During the era of perestroika, under Gorbachev, many people experienced a sudden “break in consciousness”, as realisation dawned that the fall was imminent. But until then most people behaved, spoke and even thought as if the Soviet system was permanent. And despite their cynicism about its brutality, they went on parades, participated in meetings and performed the rituals demanded by the state.[5]

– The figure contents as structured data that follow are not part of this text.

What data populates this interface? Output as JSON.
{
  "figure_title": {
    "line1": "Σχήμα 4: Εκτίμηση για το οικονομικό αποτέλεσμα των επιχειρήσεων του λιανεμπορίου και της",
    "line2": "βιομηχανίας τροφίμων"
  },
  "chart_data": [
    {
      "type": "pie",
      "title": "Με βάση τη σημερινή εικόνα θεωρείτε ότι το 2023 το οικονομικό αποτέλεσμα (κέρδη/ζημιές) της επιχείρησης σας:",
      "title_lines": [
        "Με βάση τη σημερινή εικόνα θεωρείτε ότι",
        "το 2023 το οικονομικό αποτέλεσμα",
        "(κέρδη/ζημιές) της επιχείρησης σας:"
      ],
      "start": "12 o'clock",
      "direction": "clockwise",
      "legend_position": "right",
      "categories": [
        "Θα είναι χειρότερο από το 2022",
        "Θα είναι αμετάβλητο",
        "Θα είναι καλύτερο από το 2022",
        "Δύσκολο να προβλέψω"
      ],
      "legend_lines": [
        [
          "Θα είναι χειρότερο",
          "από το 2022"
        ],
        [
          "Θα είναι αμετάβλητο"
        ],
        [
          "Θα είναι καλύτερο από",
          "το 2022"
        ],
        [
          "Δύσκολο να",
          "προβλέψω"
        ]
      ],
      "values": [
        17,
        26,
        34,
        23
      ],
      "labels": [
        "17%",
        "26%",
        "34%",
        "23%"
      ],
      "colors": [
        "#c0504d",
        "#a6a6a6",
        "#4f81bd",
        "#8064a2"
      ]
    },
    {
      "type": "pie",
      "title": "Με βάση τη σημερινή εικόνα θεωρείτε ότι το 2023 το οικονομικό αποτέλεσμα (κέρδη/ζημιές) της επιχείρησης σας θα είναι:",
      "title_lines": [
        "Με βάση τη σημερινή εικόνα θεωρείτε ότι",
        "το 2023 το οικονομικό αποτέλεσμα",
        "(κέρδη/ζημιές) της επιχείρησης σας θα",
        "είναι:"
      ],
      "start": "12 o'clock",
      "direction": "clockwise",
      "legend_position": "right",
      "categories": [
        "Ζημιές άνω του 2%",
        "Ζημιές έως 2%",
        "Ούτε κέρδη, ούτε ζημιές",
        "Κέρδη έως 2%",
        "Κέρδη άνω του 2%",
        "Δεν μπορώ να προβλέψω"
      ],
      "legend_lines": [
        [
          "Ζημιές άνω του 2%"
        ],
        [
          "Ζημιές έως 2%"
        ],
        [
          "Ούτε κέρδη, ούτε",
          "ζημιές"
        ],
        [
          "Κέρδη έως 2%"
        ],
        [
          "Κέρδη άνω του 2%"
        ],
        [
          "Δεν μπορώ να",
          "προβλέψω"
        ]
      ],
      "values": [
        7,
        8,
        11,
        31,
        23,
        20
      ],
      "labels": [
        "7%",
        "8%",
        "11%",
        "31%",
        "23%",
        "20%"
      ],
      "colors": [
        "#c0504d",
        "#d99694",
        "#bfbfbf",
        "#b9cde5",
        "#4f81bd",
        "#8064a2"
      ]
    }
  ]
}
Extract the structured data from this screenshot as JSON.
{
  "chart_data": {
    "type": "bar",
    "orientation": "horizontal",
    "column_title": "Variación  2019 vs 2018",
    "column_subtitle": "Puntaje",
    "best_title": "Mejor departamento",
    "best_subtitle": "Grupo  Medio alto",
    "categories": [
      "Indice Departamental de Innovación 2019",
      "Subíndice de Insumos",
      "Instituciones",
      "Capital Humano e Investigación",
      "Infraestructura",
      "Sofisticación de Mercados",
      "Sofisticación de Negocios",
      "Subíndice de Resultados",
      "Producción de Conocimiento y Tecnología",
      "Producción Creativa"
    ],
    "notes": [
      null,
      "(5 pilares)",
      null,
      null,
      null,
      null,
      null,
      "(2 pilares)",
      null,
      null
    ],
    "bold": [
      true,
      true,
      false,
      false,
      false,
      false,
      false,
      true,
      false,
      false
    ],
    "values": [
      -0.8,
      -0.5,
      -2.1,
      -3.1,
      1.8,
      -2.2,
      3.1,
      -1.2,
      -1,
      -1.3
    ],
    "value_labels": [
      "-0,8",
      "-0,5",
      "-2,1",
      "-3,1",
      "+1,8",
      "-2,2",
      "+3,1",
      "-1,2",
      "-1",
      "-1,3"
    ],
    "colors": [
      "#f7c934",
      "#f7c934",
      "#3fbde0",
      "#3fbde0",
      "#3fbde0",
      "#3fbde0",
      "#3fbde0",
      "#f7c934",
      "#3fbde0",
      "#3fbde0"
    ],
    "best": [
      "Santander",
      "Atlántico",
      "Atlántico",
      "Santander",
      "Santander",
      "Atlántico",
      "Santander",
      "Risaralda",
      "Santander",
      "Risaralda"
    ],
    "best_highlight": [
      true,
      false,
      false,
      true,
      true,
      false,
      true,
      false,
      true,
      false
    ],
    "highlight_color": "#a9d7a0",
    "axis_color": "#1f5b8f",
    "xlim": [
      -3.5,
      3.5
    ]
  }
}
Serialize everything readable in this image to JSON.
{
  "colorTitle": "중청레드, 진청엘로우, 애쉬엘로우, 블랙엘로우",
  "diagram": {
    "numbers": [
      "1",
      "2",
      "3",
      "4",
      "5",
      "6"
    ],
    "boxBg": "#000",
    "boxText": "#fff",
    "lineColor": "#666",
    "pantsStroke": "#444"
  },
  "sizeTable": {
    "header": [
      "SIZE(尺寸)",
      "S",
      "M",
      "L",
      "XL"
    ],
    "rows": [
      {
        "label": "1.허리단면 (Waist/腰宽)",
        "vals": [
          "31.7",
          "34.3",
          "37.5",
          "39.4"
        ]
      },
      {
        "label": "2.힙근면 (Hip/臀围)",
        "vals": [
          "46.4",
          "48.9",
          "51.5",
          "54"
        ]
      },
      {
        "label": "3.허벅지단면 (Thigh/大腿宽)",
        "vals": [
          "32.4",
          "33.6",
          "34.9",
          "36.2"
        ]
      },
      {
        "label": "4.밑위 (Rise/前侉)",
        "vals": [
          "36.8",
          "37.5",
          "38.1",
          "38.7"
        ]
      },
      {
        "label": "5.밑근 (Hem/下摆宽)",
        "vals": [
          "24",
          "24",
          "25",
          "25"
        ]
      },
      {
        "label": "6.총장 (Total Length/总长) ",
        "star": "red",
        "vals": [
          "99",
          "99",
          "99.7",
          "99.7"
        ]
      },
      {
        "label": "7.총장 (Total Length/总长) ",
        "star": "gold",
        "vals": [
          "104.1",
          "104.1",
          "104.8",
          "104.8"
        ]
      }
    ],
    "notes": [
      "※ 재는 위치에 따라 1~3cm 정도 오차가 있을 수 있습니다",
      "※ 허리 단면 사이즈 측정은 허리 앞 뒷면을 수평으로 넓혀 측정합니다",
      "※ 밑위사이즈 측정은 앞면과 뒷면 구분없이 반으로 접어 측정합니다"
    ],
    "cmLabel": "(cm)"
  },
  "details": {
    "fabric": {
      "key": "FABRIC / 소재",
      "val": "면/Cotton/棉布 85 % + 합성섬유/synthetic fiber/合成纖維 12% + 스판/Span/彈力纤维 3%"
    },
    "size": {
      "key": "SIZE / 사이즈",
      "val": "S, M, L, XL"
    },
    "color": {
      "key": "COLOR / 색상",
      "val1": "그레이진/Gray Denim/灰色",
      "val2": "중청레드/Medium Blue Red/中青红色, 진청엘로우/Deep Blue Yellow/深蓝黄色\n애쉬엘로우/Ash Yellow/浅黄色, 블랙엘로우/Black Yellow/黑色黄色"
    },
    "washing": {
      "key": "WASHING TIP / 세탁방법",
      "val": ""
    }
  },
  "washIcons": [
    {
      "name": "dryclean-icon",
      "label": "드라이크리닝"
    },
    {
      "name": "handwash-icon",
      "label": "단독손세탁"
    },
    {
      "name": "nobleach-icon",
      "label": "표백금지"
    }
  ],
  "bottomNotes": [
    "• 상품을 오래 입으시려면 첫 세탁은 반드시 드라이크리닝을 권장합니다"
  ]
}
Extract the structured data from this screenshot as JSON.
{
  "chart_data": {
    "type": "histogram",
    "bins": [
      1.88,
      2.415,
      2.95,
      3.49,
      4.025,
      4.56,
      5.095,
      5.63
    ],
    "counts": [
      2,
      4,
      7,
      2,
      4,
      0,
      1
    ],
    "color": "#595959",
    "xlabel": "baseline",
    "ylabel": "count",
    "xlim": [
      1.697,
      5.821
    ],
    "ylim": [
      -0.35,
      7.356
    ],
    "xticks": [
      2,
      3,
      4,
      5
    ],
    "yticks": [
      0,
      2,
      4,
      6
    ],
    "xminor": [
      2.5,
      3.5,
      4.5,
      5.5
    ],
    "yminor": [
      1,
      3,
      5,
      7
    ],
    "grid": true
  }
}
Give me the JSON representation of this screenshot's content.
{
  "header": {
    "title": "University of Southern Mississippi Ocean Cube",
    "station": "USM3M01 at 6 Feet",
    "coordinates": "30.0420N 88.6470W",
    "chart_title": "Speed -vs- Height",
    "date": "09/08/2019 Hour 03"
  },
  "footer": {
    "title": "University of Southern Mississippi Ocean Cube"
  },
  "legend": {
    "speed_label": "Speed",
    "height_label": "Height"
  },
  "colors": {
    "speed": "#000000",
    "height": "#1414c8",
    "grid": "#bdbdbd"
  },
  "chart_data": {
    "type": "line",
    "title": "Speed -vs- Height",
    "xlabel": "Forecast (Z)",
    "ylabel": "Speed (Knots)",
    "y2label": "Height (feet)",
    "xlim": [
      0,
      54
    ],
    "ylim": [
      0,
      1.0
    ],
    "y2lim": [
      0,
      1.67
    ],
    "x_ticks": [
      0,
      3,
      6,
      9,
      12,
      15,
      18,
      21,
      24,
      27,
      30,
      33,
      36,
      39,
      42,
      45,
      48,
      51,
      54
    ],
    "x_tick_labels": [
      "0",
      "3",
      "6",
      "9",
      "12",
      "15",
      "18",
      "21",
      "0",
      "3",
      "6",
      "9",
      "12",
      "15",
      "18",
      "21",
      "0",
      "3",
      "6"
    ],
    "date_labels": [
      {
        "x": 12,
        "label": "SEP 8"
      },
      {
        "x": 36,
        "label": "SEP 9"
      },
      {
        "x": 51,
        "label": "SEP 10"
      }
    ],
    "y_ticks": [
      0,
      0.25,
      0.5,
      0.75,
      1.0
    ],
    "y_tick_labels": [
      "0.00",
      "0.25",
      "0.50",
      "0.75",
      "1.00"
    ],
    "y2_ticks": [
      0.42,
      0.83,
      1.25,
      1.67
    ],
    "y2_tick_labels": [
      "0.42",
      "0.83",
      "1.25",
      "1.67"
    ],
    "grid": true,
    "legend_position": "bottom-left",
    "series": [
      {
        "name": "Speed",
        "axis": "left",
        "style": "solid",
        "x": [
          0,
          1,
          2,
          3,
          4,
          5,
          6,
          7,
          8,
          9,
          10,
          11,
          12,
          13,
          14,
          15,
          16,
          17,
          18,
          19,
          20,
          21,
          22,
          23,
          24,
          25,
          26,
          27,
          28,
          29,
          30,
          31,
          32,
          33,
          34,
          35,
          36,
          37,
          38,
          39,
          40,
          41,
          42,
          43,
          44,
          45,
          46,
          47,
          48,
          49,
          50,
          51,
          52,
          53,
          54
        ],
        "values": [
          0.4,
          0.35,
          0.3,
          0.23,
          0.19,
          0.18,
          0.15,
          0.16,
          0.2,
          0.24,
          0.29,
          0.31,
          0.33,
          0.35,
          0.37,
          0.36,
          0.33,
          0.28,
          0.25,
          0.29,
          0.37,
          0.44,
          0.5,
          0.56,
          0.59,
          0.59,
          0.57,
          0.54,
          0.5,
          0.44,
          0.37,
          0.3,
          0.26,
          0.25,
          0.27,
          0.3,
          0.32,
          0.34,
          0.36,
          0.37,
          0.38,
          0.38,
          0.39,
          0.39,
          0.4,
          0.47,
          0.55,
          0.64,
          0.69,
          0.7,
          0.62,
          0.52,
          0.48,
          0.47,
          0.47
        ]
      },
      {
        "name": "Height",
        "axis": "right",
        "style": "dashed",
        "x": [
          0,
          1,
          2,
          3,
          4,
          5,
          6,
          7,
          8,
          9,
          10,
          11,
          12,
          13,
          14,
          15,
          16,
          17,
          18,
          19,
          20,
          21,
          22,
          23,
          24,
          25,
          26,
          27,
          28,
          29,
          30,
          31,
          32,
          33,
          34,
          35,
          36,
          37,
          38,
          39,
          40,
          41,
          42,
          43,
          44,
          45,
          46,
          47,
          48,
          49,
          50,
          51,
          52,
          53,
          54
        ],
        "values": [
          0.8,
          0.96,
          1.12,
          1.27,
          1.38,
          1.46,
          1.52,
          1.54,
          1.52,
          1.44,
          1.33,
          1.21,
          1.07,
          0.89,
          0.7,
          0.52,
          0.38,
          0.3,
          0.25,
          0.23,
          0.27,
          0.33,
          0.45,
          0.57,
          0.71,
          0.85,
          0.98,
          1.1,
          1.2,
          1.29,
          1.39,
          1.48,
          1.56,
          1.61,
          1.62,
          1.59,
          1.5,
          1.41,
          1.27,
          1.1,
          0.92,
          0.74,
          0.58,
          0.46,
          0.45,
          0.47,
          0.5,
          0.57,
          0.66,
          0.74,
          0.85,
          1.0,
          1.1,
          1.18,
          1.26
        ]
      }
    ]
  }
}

Are we living through a similar moment? What would happen if we replace the fraudulent notion of the ”people’s state” with the equally fraudulent notion of the ”free market” in the above account? Are we living in an equally unsustainable bubble, one that is on the verge of/is bursting? In Walter Benjamin’s terms, is ours a time of an exception to the normalised state of exception, the palpable absurdity of which this article began with? Perhaps the most important question is, what comes after the bubble bursts?

If/as the ancien régime of the 0.001% plutocracy falls apart around us, just as all absolutisms have before it — and we are sincere in our intentions to “never again” see the barbarism which followed Great Depression, the global collapse of capitalism in 1929 — then we have no choice but to begin to constructively re-imagine a post-capitalist world. As scholars of post-communist transformation like to say, it is a question of “rebuilding the ship at sea”. If we are not to capsize through sudden shock-waves leading to great-power war or indiscriminate revolt, or sink beneath the filthy rising tide of nationalism, we will have to replace plank by plank, beam by beam of this rotting structure.

Despite the clear need and the obvious advantages in terms of productivity, efficiency and value for humans and all life on this planet, the commons faces a formidable set of entrenched powers. It has always taken the many to achieve democratization. In our time, it will take the feat of recreating the commons.



[3] Bollier, p.15.

[4]…/…/14/has-the-art-world-lost-it/. This methodologically non-linear juxtaposition of historical epochs is intentional. It is also famously found in Walter Benjamin – what Rolf Tiedeman called Benjamin’s ‘dialectics at a standstill’.

[5] From a recent article by The Guardian’s economics writer Paul Mason, who picked up on the work of Alexei Yurchak, an anthropologist at Berkeley University, and author of “Everything Was Forever, Until It Was No More: The Last Soviet Generation”.